I recently met up with chef Daniel Snukal from the restaurant 3 on Fourth in Santa Monica for a short chat on sustainability. The next time I looked at my watch, it was an hour-and-a-half later. The reason: Snukal's fascinating (and sometimes contrarian) take on the subject. My crib notes:
On locavorism: "Locavorism is an old-fashioned idea and doesn’t work for the way we live now. You can’t look at things as absolutes. I really get the idea of locavorism, but it’s really impractical. For a farm to deliver to 80 restaurants in Los Angeles is a lot of work and fuel and driving if they don’t have a central distribution area. With the way infrastructure is in some places, delivering produce locally might use more fuel overall than having items shipped via FedEx, since the FedEx plane would be carrying a lot of other items as well."

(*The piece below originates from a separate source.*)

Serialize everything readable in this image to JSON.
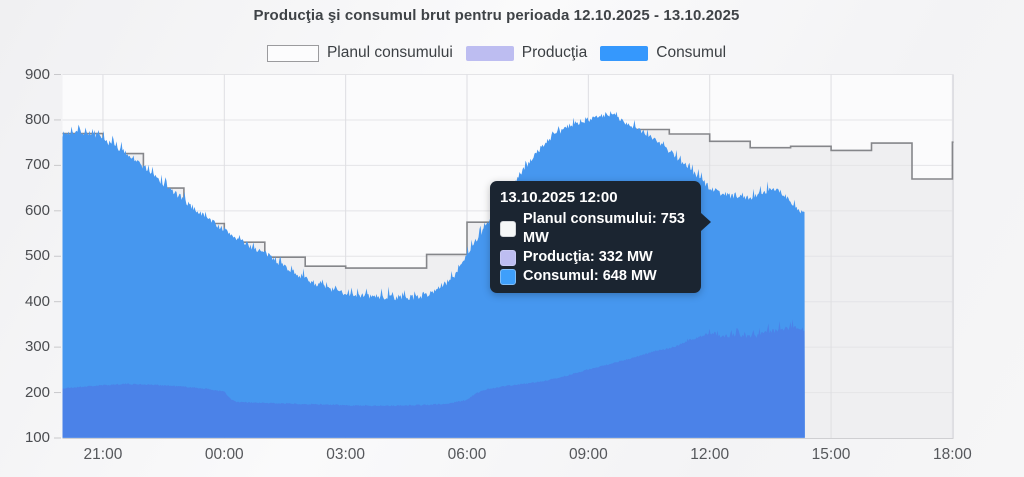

On seafood: Snukal is working with a farm in Trang, Thailand, to exclusively import naturally farmed (meaning no antibiotics or hormones) soft-shell crabs from a river sanctuary that’s protected by the government. He serves the crab at his restaurant and is selling it to other restaurants in California, including Sushi Roku. Snukal also likes ecologically farmed Loch Duart salmon from Cleanfish.
On beef: "Most grass-fed beef in the U.S. is just finished with grass for the cattle's last 60 days," says Snukal. Instead of domestic beef, he buys Uruguayan Estancia Beef, raised entirely on grass. (The company claims that the amount of fuel used to transport their beef to the U.S. is far less than the amount required to fatten the average U.S. feedlot steer.)
On chicken: Snukal likes a number of different chickens for braising, specifically Niman Ranch’s Poulet Rouge Fermiere, a French heritage variety, for its "tighter" meat. While Niman Ranch is currently only selling the chicken wholesale, expect it to hit stores within the next couple of months.